Let’s start off here by me stating that I absolutely HATE selling things online. I have extensively used the Facebook Marketplace and eBay over the years and in recent memory the ratio between legitimate buyers and those looking to pull off a scam has gotten ridiculously wide. An unofficial guestimate that I made is something like for every 100 responses I get, better than 90 are total and complete bullshit, and it is infuriating.

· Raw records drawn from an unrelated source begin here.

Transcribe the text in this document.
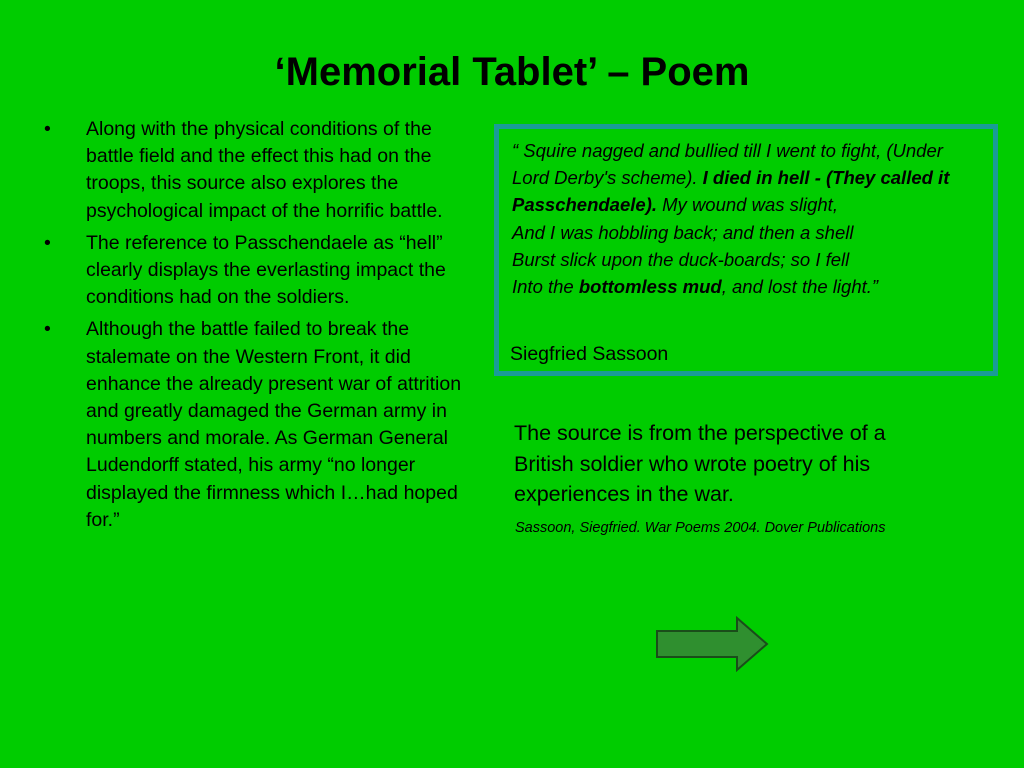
‘Memorial Tablet’ – Poem
• Along with the physical conditions of the battle field and the effect this had on the troops, this source also explores the psychological impact of the horrific battle.
• The reference to Passchendaele as “hell” clearly displays the everlasting impact the conditions had on the soldiers.
• Although the battle failed to break the stalemate on the Western Front, it did enhance the already present war of attrition and greatly damaged the German army in numbers and morale. As German General Ludendorff stated, his army “no longer displayed the firmness which I…had hoped for.”
“ Squire nagged and bullied till I went to fight, (Under Lord Derby's scheme). I died in hell - (They called it Passchendaele). My wound was slight,
And I was hobbling back; and then a shell
Burst slick upon the duck-boards; so I fell
Into the bottomless mud, and lost the light.”
Siegfried Sassoon
The source is from the perspective of a British soldier who wrote poetry of his experiences in the war.
Sassoon, Siegfried. War Poems 2004. Dover Publications
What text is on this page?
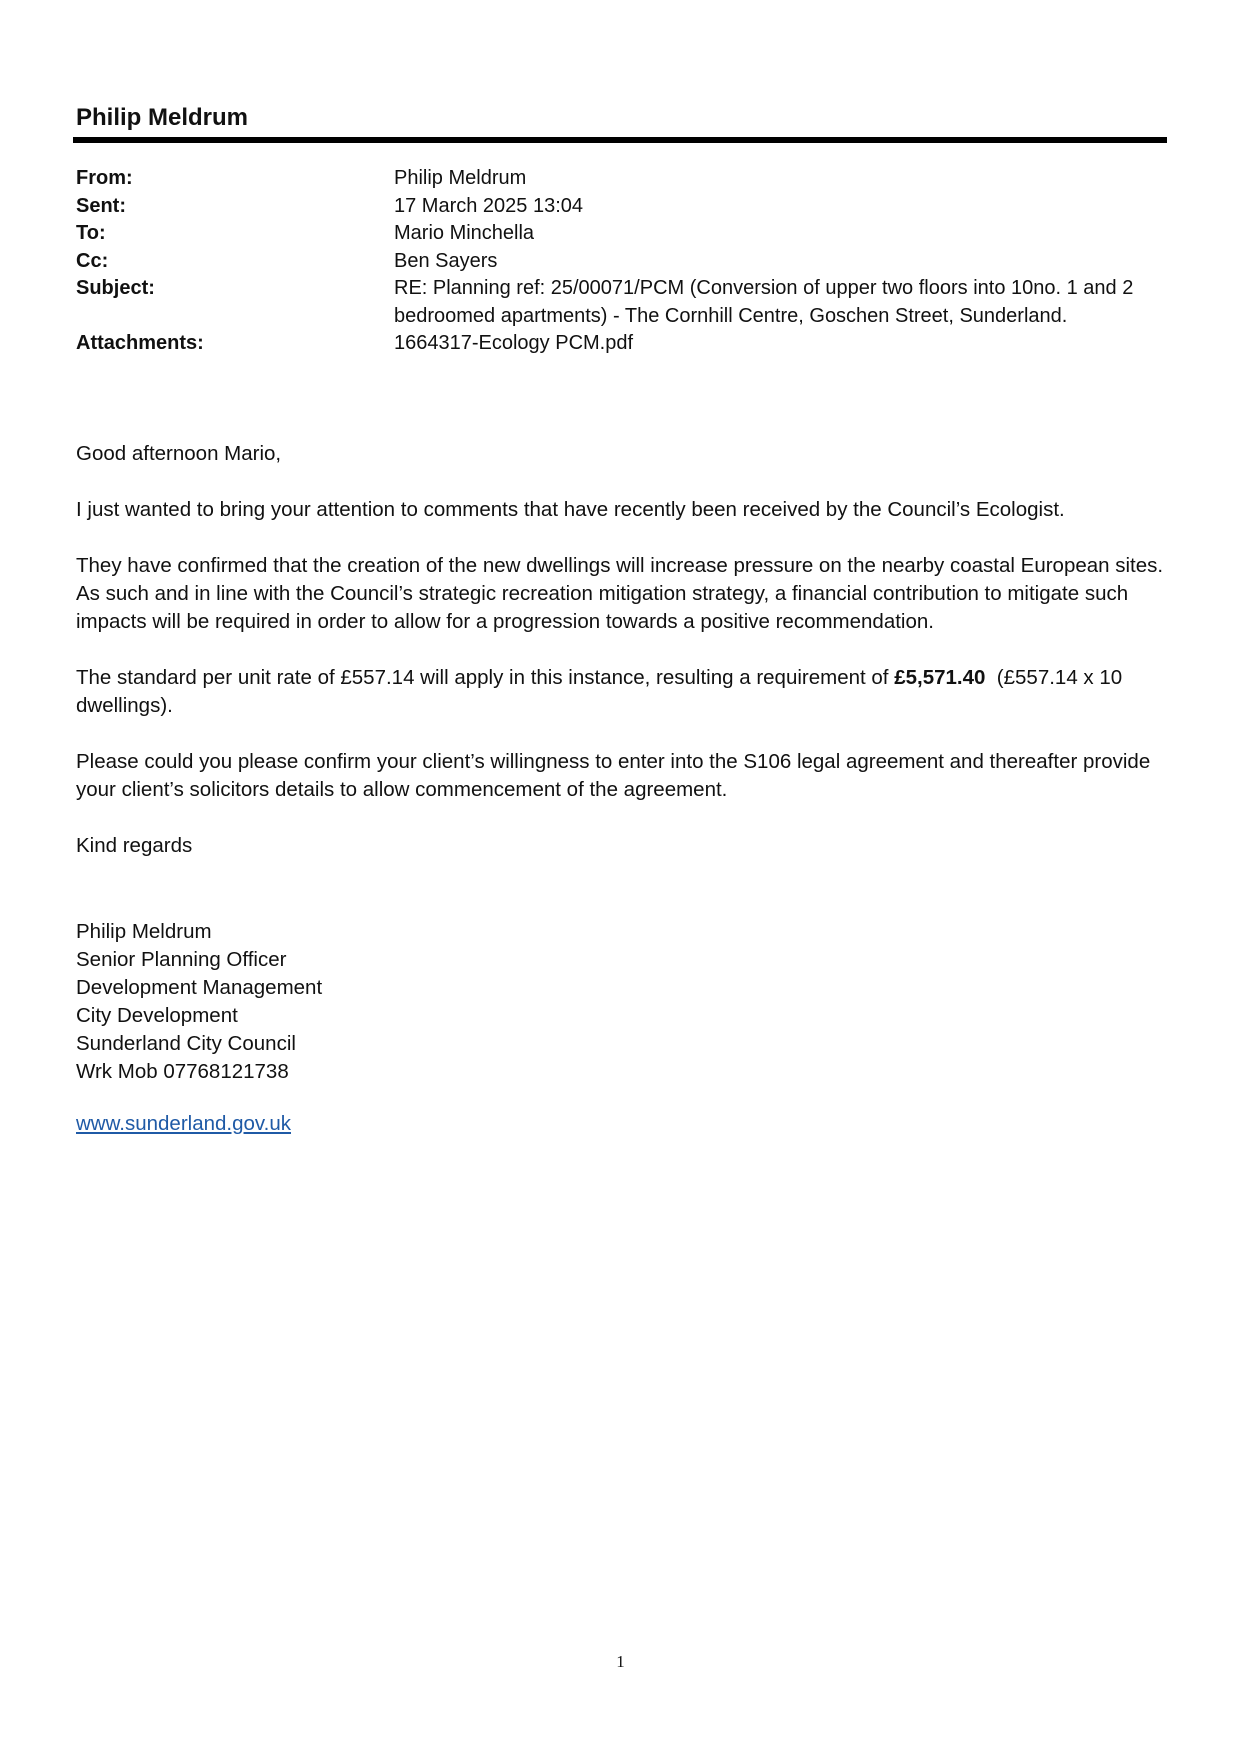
Philip Meldrum
From:	Philip Meldrum
Sent:	17 March 2025 13:04
To:	Mario Minchella
Cc:	Ben Sayers
Subject:	RE: Planning ref: 25/00071/PCM (Conversion of upper two floors into 10no. 1 and 2 bedroomed apartments) - The Cornhill Centre, Goschen Street, Sunderland.
Attachments:	1664317-Ecology PCM.pdf

Good afternoon Mario,

I just wanted to bring your attention to comments that have recently been received by the Council’s Ecologist.

They have confirmed that the creation of the new dwellings will increase pressure on the nearby coastal European sites. As such and in line with the Council’s strategic recreation mitigation strategy, a financial contribution to mitigate such impacts will be required in order to allow for a progression towards a positive recommendation.

The standard per unit rate of £557.14 will apply in this instance, resulting a requirement of £5,571.40  (£557.14 x 10 dwellings).

Please could you please confirm your client’s willingness to enter into the S106 legal agreement and thereafter provide your client’s solicitors details to allow commencement of the agreement.

Kind regards

Philip Meldrum
Senior Planning Officer
Development Management
City Development
Sunderland City Council
Wrk Mob 07768121738
www.sunderland.gov.uk
1
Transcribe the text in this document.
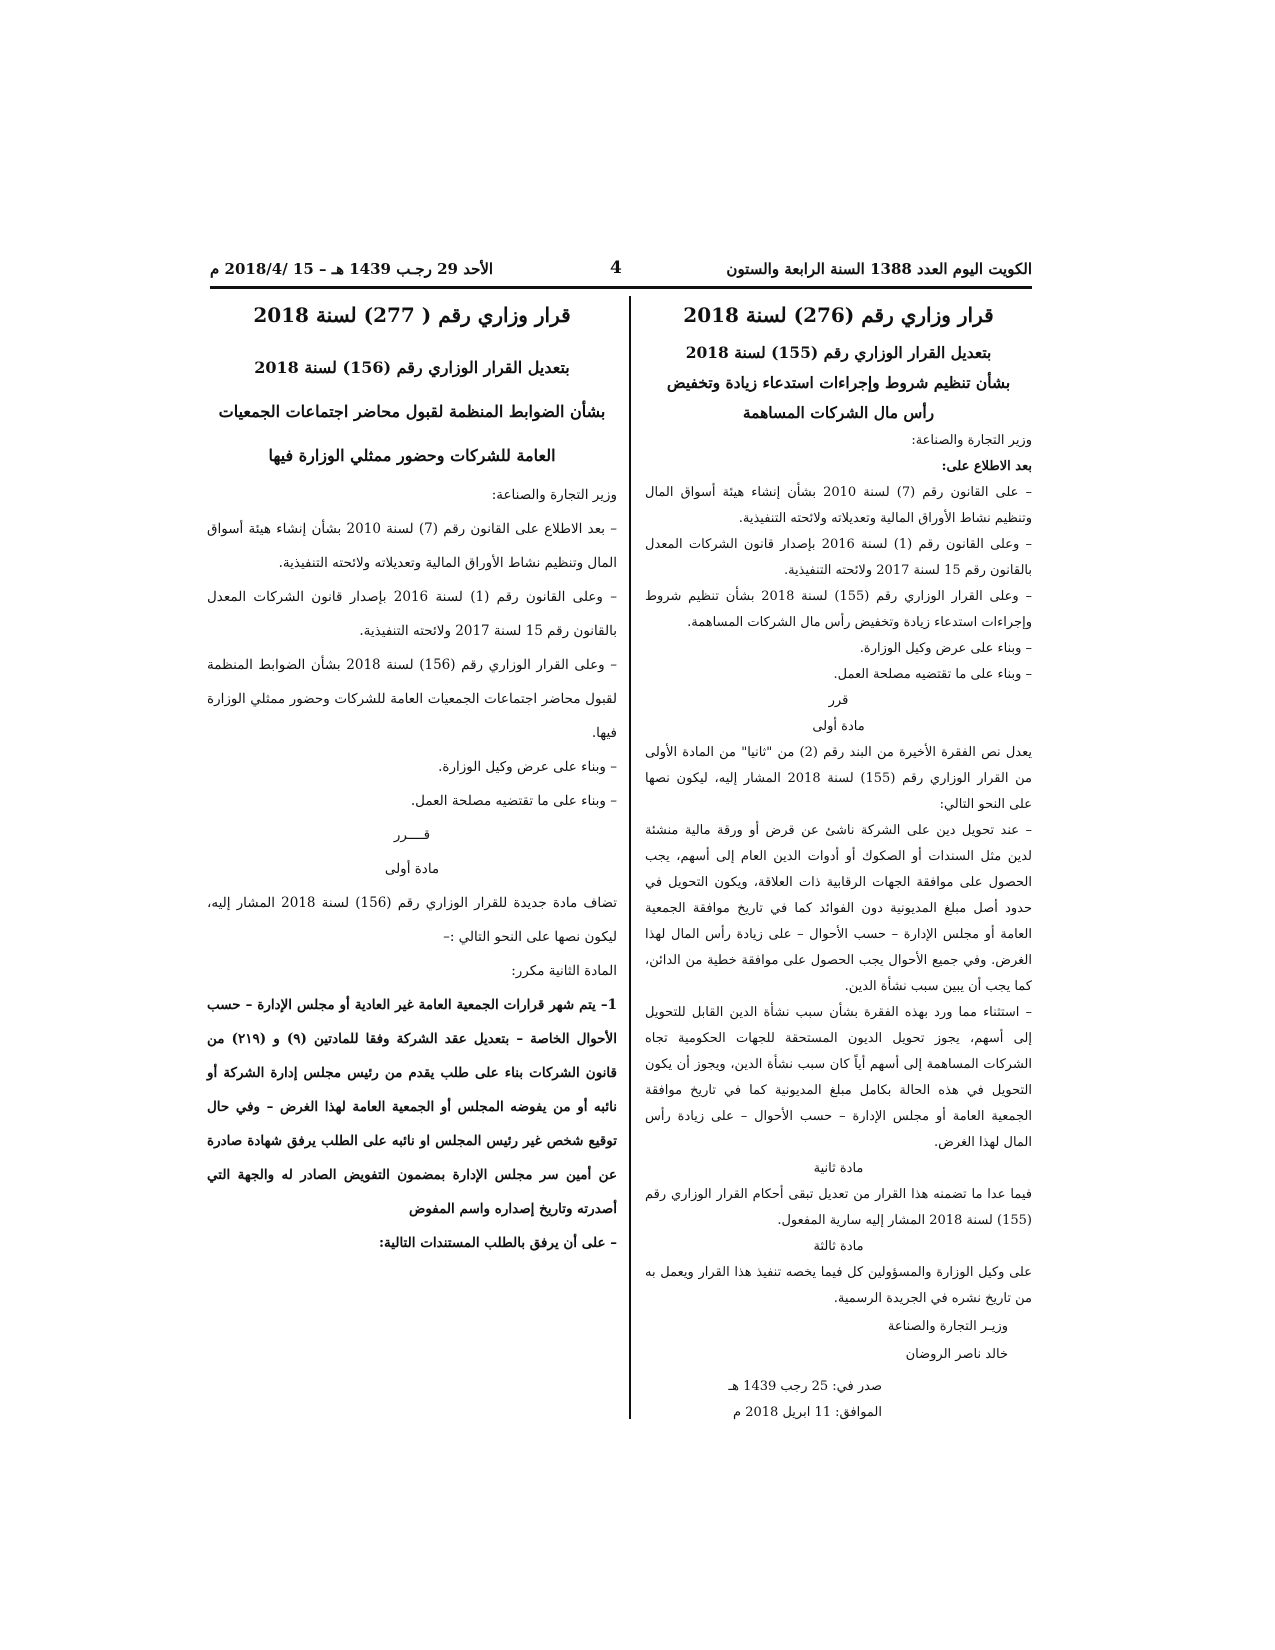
الكويت اليوم العدد 1388 السنة الرابعة والستون
4
الأحد 29 رجـب 1439 هـ – 15 /2018/4 م

قرار وزاري رقم (276) لسنة 2018

بتعديل القرار الوزاري رقم (155) لسنة 2018

بشأن تنظيم شروط وإجراءات استدعاء زيادة وتخفيض

رأس مال الشركات المساهمة

وزير التجارة والصناعة:

بعد الاطلاع على:

– على القانون رقم (7) لسنة 2010 بشأن إنشاء هيئة أسواق المال وتنظيم نشاط الأوراق المالية وتعديلاته ولائحته التنفيذية.

– وعلى القانون رقم (1) لسنة 2016 بإصدار قانون الشركات المعدل بالقانون رقم 15 لسنة 2017 ولائحته التنفيذية.

– وعلى القرار الوزاري رقم (155) لسنة 2018 بشأن تنظيم شروط وإجراءات استدعاء زيادة وتخفيض رأس مال الشركات المساهمة.

– وبناء على عرض وكيل الوزارة.

– وبناء على ما تقتضيه مصلحة العمل.

قرر

مادة أولى

يعدل نص الفقرة الأخيرة من البند رقم (2) من "ثانيا" من المادة الأولى من القرار الوزاري رقم (155) لسنة 2018 المشار إليه، ليكون نصها على النحو التالي:

– عند تحويل دين على الشركة ناشئ عن قرض أو ورقة مالية منشئة لدين مثل السندات أو الصكوك أو أدوات الدين العام إلى أسهم، يجب الحصول على موافقة الجهات الرقابية ذات العلاقة، ويكون التحويل في حدود أصل مبلغ المديونية دون الفوائد كما في تاريخ موافقة الجمعية العامة أو مجلس الإدارة – حسب الأحوال – على زيادة رأس المال لهذا الغرض. وفي جميع الأحوال يجب الحصول على موافقة خطية من الدائن، كما يجب أن يبين سبب نشأة الدين.

– استثناء مما ورد بهذه الفقرة بشأن سبب نشأة الدين القابل للتحويل إلى أسهم، يجوز تحويل الديون المستحقة للجهات الحكومية تجاه الشركات المساهمة إلى أسهم أياً كان سبب نشأة الدين، ويجوز أن يكون التحويل في هذه الحالة بكامل مبلغ المديونية كما في تاريخ موافقة الجمعية العامة أو مجلس الإدارة – حسب الأحوال – على زيادة رأس المال لهذا الغرض.

مادة ثانية

فيما عدا ما تضمنه هذا القرار من تعديل تبقى أحكام القرار الوزاري رقم (155) لسنة 2018 المشار إليه سارية المفعول.

مادة ثالثة

على وكيل الوزارة والمسؤولين كل فيما يخصه تنفيذ هذا القرار ويعمل به من تاريخ نشره في الجريدة الرسمية.

وزيـر التجارة والصناعة

خالد ناصر الروضان

صدر في: 25 رجب 1439 هـ

الموافق: 11 ابريل 2018 م

قرار وزاري رقم ( 277) لسنة 2018

بتعديل القرار الوزاري رقم (156) لسنة 2018

بشأن الضوابط المنظمة لقبول محاضر اجتماعات الجمعيات

العامة للشركات وحضور ممثلي الوزارة فيها

وزير التجارة والصناعة:

– بعد الاطلاع على القانون رقم (7) لسنة 2010 بشأن إنشاء هيئة أسواق المال وتنظيم نشاط الأوراق المالية وتعديلاته ولائحته التنفيذية.

– وعلى القانون رقم (1) لسنة 2016 بإصدار قانون الشركات المعدل بالقانون رقم 15 لسنة 2017 ولائحته التنفيذية.

– وعلى القرار الوزاري رقم (156) لسنة 2018 بشأن الضوابط المنظمة لقبول محاضر اجتماعات الجمعيات العامة للشركات وحضور ممثلي الوزارة فيها.

– وبناء على عرض وكيل الوزارة.

– وبناء على ما تقتضيه مصلحة العمل.

قــــرر

مادة أولى

تضاف مادة جديدة للقرار الوزاري رقم (156) لسنة 2018 المشار إليه، ليكون نصها على النحو التالي :–

المادة الثانية مكرر:

1– يتم شهر قرارات الجمعية العامة غير العادية أو مجلس الإدارة – حسب الأحوال الخاصة – بتعديل عقد الشركة وفقا للمادتين (٩) و (٢١٩) من قانون الشركات بناء على طلب يقدم من رئيس مجلس إدارة الشركة أو نائبه أو من يفوضه المجلس أو الجمعية العامة لهذا الغرض – وفي حال توقيع شخص غير رئيس المجلس او نائبه على الطلب يرفق شهادة صادرة عن أمين سر مجلس الإدارة بمضمون التفويض الصادر له والجهة التي أصدرته وتاريخ إصداره واسم المفوض

– على أن يرفق بالطلب المستندات التالية:
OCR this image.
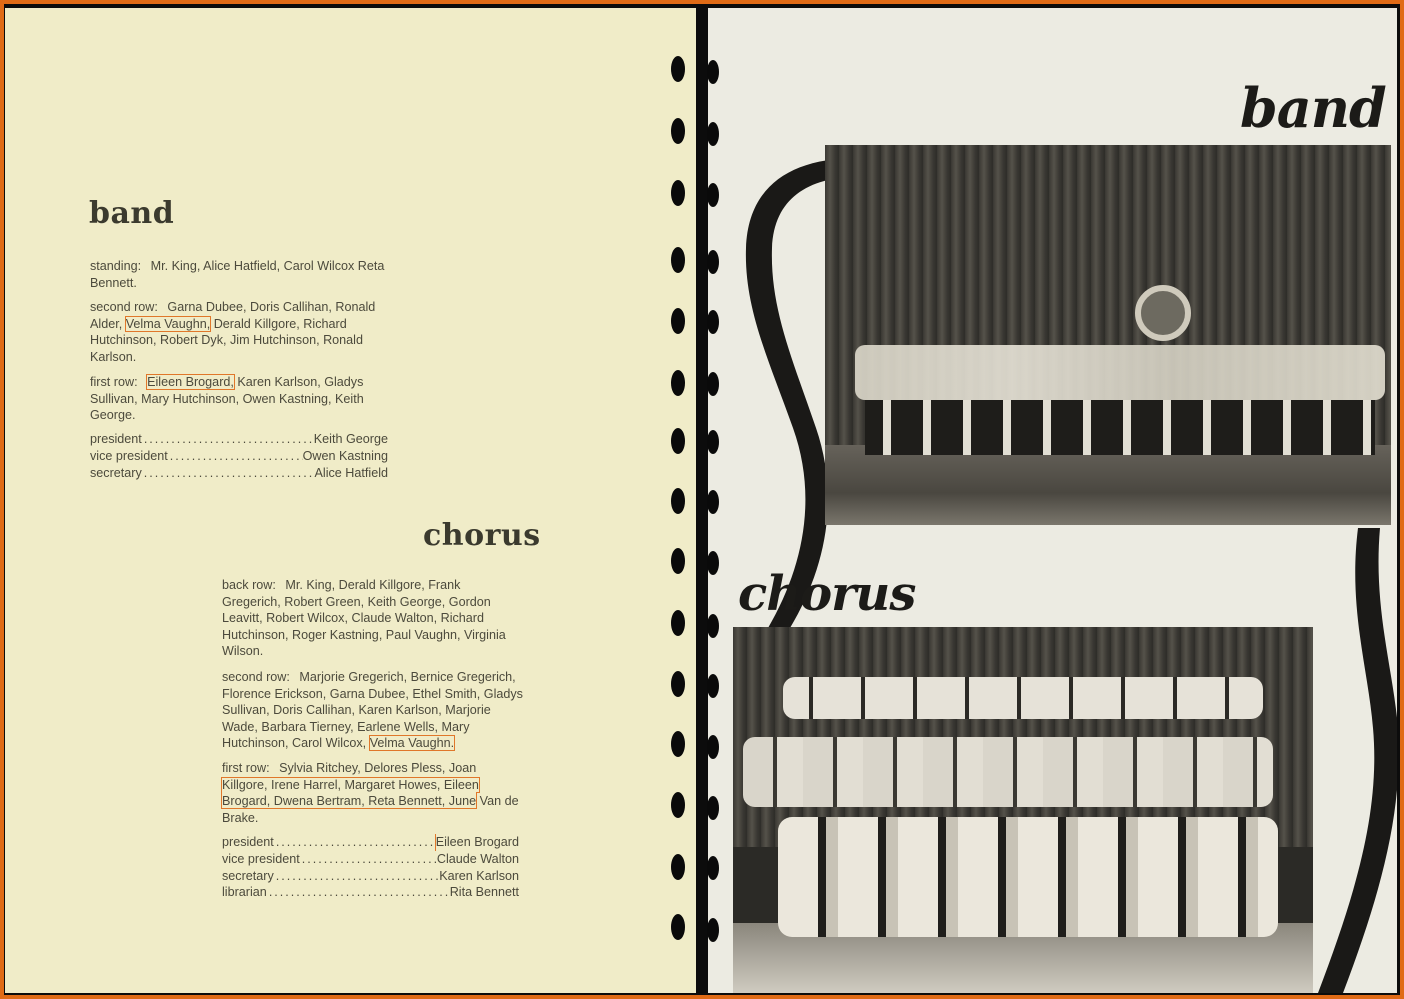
band
standing: Mr. King, Alice Hatfield, Carol Wilcox Reta Bennett.
second row: Garna Dubee, Doris Callihan, Ronald Alder, Velma Vaughn, Derald Killgore, Richard Hutchinson, Robert Dyk, Jim Hutchinson, Ronald Karlson.
first row: Eileen Brogard, Karen Karlson, Gladys Sullivan, Mary Hutchinson, Owen Kastning, Keith George.
president .....	Keith George
vice president .....	Owen Kastning
secretary .....	Alice Hatfield
chorus
back row: Mr. King, Derald Killgore, Frank Gregerich, Robert Green, Keith George, Gordon Leavitt, Robert Wilcox, Claude Walton, Richard Hutchinson, Roger Kastning, Paul Vaughn, Virginia Wilson.
second row: Marjorie Gregerich, Bernice Gregerich, Florence Erickson, Garna Dubee, Ethel Smith, Gladys Sullivan, Doris Callihan, Karen Karlson, Marjorie Wade, Barbara Tierney, Earlene Wells, Mary Hutchinson, Carol Wilcox, Velma Vaughn.
first row: Sylvia Ritchey, Delores Pless, Joan Killgore, Irene Harrel, Margaret Howes, Eileen Brogard, Dwena Bertram, Reta Bennett, June Van de Brake.
president .....	Eileen Brogard
vice president .....	Claude Walton
secretary .....	Karen Karlson
librarian .....	Rita Bennett
band
chorus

Some of these are easy to spot. Common ones that we all know about. But lately there has been a newer one hitting the online selling platforms, and this is the one I am going to write a bit about today. Although used on other platforms like Etsy and eBay, it is especially prevalent on the Facebook Marketplace, because setting up a fake profile is straightforwardly pretty easy.

How it Works…

So, you have something you want to sell. Doesn’t matter if it’s $10 or $10,000, as soon as you list it on Facebook the responses come in. Excited at the prospect of making some cash, you naturally respond that the item is still available. This is where the scam starts.

The scammer will ask you for your phone number and give you a one of several reasons why, but the grift is the same. It will always end up with them telling you that they need to send you a special code to verify that your phone number is legitimate because they don’t want to get scammed. If you comply with this, you are about to have your identity stolen, and start down a long, winding, and expensive road to reclaim it – if you even can.

Here’s what happens…

As soon as they get your phone number, they (either manually or with the use of sophisticated scripts) begin to attempt access to your trusted sites. Your bank, investment accounts, online shopping portals like Amazon or other retailers, etc. Now, if you have ever tried to change your password or made too many attempts with the wrong password, most of these institutions will text you a secret code for you to enter on their website to grant you access in order to change your password. See where this is going?

Anyhow, you are at home patiently waiting for the scammer to send you their special code to verify your phone number (so they don’t get scammed) and as soon as it comes in, you send it to them in hopes of making that sale and putting cash in your pocket.

In the meantime, the scammer now has the code to gain access to your accounts and while you are waiting for them to make an appointment to come buy whatever your are selling, they are emptying out your bank account, ordering thousands of dollars of items from Amazon or Walmart or wherever, or using the information they now have to open up new accounts in your name using their scam address.

Just Don’t…

This cannot be stated emphatically enough. Keep communications within the platform you are selling on. Facebook, Amazon, eBay, and most of the rest have in-site services that allow you to effectively communicate with those you are doing business with without releasing your personal information – especially your phone number.

This is obviously not a comprehensive list of all the scams out there, but it is one of the most effective ones that are being used currently. It is also the easiest one to prevent.